Le riflessioni di Stefano Rossini, amministratore delegato di Mutuisupermarket, sugli effetti della Brexit.
La cosiddetta “Brexit” avrà sicuramente impatti importanti sul mondo dei mutui in Italia, alcuni che si dipaneranno nell’immediato, e che de facto stiamo già osservando, altri che emergeranno nel corso dei prossimi trimestri, e che per portata potrebbero essere ben più importanti degli effetti che stiamo registrando attualmente. Nell’immediato “brexit aftermath”, l’impatto ha riguardato principalmente i mercati finanziari: la Brexit ha innescato aspettative di nuove misure espansive da parte della Bce nel corso dei prossimi trimestri, a garanzia e sostegno della liquidità di mercato, stabilità e crescita Area Euro.

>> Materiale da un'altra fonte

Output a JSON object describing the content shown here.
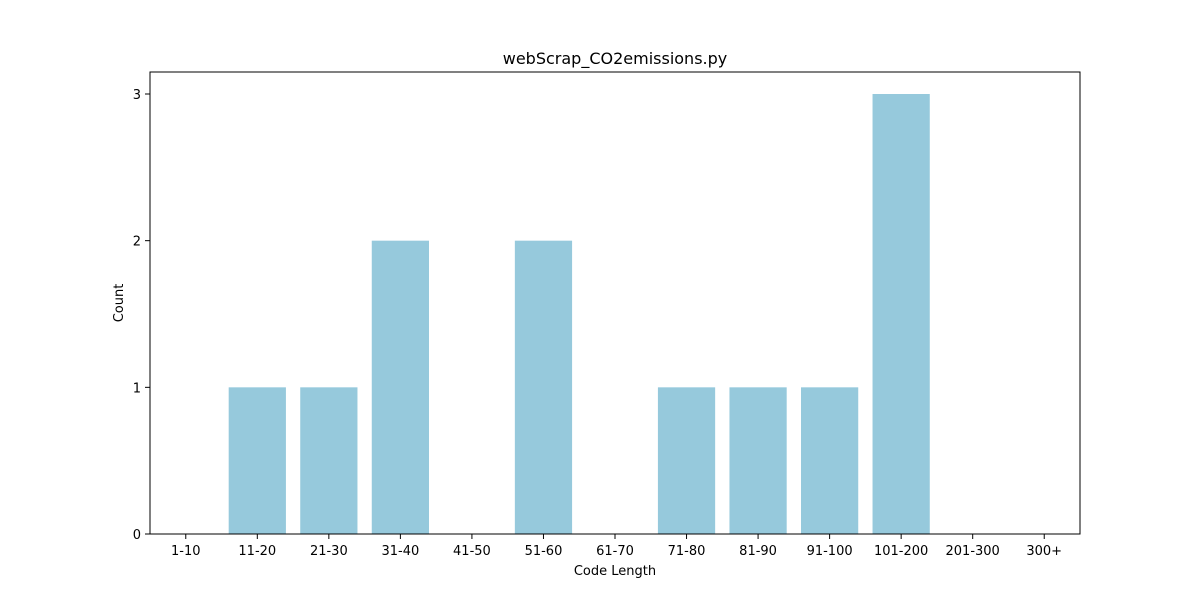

Questo ha a sua volta innescato aspettative di tassi Euribor a valori minimi su periodi temporali più estesi, una nuova caduta dei tassi sui titoli di Stato e quindi una nuova riduzione dei tassi interbancari Irs. Gli indici di riferimento per i tassi variabili (Euribor) e fissi (Irs) sono quindi ai minimi storici di sempre e probabilmente per periodi di tempo maggiormente estesi rispetto a quanto atteso nel pre-Brexit. Osservando infatti le quotazioni dei futures Euribor 3 mesi scambiati sul mercato Liffe di Londra, il mercato si attende un Euribor 3 mesi sotto zero sino a gennaio 2021. Gli spread di offerta sui mutui post brexit non stanno invece aumentando e sembrano stabili se non addirittura in ulteriore leggera riduzione.
Le banche non stanno reagendo quindi alla Brexit, gli spread sono sempre molto ridotti e oscillano, per le migliori offerte sia a tasso fisso che variabile, fra lo 0,9% e l’1,1%. Nel medio e lungo periodo invece la situazione potrebbe mutare significativamente: è difficile prevedere scenari esatti ma sicuramente avranno un ruolo fondamentale le modalità e i risultati delle negoziazioni fra Uk e Bruxelles una volta che saranno avviate, negoziazioni che si dipaneranno su un arco temporale esteso e che potrebbero impattare in maniera differente sull’economia reale dei vari Paesi.
Se le negoziazioni seguiranno una linea rigida e dura, i flussi di business e import-export fra Uk e area Euro potrebbero essere significativamente impattati, gli investimenti privati verrebbero in parte riallocati a livello europa, e le stime di crescita del Pil potrebbero essere riviste al ribasso per diversi paesi, locomotive d’Europa e non, re-innescando un nuovo periodo di crescita minima o addirittura recessione. Con minori flussi di reddito e prospettive salariali, il rischio di credito delle banche aumenterebbe e potenzialmente anche i tassi di default crescerebbero. Ciò porterebbe inevitabilmente ad un nuovo aumento degli spread e quindi dei tassi finali per i mutui casa. Quando si entra nella sfera dell’economia reale e la crescita si arresta, imprese, privati e famiglie con maggiore incertezza e minori prospettive potrebbero rallentare spese e investimento, alimentando un nuovo circolo vizioso di deflazione e recessione. C’è da considerare però che dato che tali rischi sono chiari a Londra quanto a Bruxelles, l’aspettativa è che si riesca a trovare un equilibrio nelle misure che verrano definite, a beneficio di una maggiore stabilità e solida ripresa di tutti i sistemi economici impattati dalla decisione di Brexit.